Australia's construction sector is worsening, with staffing levels cut at the fastest pace in almost six years according to the latest Australian Performance of Construction Index.
The downturn in the overall construction industry, Australia's third-largest employer, deteriorated in April with the index dropping by three points to 42.6 points in the month.
The housing and apartment sectors both remain in negative territory, along with commercial construction which recorded its ninth month of contraction.
Ai Group head of policy Peter Burn says employment fell further in April, at the steepest rate in almost six years.
“There are now strong signs that adverse conditions in the broader construction industry are flowing through to sections of the services and manufacturing sectors,” Burn said.
Weakness in the sectors was partially offset by expansion in engineering construction as a result of increased infrastructure projects shifting into the construction phase.
“Although engineering construction is likely to remain an area of relative strength for the industry on the back of spending on large-scale, long-term publicly funded infrastructure projects, there is little sign of any near-term improvement in overall industry conditions,” Burn said.
Engineering construction expanded at a mildly positive rate, up 1.8 points to 51.4 points.
Apartment building was again the weakest performing sector, up 1.8 points to 33.4, while house building remained in negative territory, up 0.1 point to 36.4.
The latest ABS figures show national dwelling approvals fell sharply in March by 15.5 per cent to 14,429 after a stronger February result.
The ABS stats releases last week, show this was heavily led by volatility in the apartment market with attached dwelling approvals down 29 per cent on the prior month, while house approvals were down a slight 3 per cent.

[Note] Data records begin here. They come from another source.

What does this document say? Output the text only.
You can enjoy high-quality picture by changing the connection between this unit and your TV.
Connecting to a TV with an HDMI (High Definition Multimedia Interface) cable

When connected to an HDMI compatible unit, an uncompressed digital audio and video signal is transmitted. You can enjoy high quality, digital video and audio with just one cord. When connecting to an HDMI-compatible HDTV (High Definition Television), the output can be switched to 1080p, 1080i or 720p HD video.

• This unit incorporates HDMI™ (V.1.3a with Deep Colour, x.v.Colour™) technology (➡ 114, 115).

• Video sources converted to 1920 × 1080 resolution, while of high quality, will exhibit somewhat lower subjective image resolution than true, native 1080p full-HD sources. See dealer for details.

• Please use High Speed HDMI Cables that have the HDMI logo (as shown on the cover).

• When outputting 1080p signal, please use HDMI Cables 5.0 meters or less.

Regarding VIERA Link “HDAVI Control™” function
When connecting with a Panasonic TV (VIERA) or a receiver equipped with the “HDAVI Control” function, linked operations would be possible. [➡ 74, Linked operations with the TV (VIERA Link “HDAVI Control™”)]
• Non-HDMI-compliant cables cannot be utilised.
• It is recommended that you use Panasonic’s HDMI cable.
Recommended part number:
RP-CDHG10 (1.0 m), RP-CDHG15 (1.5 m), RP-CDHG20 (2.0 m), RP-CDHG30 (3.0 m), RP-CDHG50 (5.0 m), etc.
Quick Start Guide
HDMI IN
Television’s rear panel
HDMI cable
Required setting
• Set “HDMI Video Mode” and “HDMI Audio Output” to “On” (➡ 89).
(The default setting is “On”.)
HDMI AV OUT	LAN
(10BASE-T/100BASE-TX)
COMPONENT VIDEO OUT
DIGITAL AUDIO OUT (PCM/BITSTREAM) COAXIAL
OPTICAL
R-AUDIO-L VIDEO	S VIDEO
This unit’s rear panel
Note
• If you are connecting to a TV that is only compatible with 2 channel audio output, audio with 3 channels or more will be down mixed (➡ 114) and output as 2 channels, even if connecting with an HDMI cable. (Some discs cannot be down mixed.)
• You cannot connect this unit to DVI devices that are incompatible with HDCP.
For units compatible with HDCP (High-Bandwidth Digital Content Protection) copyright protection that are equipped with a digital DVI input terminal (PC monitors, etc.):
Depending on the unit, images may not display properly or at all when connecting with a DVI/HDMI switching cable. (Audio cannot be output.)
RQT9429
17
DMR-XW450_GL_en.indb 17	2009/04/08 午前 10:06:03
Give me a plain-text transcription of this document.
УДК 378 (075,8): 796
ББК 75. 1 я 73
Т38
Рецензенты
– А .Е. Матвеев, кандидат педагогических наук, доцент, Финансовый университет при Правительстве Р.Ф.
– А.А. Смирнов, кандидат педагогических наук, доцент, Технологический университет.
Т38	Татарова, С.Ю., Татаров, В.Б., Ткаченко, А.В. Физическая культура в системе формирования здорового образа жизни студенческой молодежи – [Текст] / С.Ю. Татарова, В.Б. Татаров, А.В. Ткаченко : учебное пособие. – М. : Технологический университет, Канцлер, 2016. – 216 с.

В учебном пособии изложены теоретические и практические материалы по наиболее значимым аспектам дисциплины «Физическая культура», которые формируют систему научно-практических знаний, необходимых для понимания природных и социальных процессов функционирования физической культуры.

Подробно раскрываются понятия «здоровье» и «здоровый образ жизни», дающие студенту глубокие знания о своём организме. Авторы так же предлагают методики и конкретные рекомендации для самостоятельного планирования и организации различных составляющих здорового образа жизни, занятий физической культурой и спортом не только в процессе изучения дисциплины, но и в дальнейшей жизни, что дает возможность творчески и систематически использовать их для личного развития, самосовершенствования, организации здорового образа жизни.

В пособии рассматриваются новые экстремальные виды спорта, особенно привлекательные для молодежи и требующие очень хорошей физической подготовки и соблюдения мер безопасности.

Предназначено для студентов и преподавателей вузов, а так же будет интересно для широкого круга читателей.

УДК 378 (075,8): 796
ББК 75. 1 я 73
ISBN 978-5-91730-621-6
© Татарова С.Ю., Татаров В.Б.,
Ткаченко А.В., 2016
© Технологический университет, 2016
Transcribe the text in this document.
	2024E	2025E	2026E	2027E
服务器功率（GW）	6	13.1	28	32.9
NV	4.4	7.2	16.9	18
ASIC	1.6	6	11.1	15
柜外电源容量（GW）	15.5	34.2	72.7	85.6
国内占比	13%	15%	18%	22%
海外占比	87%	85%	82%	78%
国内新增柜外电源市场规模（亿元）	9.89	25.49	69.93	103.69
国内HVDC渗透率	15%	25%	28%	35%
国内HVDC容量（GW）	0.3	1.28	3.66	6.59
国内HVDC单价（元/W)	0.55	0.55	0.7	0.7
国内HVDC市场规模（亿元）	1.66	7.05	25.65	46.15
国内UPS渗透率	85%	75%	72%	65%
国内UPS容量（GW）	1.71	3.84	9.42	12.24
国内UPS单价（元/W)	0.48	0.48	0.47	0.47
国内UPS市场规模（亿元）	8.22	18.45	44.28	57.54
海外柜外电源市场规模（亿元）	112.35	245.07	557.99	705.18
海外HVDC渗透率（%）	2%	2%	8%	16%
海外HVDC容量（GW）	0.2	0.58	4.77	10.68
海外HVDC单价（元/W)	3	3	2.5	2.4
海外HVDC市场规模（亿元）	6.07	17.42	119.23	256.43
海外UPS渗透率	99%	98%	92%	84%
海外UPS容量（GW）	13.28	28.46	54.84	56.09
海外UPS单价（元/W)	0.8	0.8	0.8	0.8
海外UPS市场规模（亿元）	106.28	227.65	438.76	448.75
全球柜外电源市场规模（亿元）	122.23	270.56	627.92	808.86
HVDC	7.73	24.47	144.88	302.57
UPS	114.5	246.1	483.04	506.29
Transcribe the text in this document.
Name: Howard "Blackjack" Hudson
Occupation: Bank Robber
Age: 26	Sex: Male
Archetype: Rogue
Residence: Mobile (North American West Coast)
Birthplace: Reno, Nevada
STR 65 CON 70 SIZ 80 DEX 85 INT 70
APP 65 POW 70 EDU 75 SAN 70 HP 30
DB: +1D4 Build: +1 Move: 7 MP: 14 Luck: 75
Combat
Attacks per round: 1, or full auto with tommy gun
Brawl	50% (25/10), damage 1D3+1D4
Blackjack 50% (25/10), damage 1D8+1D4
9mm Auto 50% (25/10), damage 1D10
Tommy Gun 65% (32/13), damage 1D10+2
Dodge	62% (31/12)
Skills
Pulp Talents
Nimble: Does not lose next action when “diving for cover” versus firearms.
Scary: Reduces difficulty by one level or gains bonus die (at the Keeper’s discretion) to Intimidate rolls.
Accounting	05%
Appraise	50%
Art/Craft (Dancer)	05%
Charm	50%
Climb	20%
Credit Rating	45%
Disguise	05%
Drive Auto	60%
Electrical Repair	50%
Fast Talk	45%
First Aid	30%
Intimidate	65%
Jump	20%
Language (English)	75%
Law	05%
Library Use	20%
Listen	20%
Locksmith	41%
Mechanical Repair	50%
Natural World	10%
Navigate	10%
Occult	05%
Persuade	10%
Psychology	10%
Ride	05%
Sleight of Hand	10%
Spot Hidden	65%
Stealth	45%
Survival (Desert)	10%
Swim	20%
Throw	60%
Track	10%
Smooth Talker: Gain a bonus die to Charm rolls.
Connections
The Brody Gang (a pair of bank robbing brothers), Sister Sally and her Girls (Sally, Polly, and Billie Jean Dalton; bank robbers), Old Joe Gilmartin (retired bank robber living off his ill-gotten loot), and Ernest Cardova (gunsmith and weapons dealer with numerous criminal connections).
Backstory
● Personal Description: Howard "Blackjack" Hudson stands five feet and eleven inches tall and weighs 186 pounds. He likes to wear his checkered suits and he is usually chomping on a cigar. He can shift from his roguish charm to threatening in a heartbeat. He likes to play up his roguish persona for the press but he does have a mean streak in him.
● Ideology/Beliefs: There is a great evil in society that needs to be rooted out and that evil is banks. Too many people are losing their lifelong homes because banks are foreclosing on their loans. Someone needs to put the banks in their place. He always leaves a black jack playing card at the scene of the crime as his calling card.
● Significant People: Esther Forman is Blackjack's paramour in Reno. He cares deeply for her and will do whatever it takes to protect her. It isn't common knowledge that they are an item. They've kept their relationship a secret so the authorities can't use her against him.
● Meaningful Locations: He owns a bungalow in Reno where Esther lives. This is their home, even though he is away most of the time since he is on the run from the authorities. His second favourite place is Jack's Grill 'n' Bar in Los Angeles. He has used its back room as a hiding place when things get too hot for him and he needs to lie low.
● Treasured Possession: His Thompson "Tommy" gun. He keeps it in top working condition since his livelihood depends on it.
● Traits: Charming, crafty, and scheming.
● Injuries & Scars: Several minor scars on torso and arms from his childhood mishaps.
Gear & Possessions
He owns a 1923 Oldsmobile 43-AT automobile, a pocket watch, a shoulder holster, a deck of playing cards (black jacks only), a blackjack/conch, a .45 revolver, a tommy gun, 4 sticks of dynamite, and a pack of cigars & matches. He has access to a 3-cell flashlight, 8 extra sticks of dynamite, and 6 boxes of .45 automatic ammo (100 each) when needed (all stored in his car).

Analysing the ABS approvals figures, BIS Oxford Economics building and construction principal economist Tim Hibbert said the downwards trend is likely to continue over the remainder of 2019.
“With negative leads still coming through from property prices, turnover rates, housing finance and land sales,” Hibbert said.
Housing Industry Association economist Tom Devitt says the home building industry remains in a “delicate position”.
“Tighter lending conditions and weak consumer confidence, due to falling house prices, continue to constrain the market. The home building pipeline is shrinking as the number of new home approvals slows,” he said.
“As this pipeline of building work slows back to a new steady state, there will be an impact on employment in the building sector.”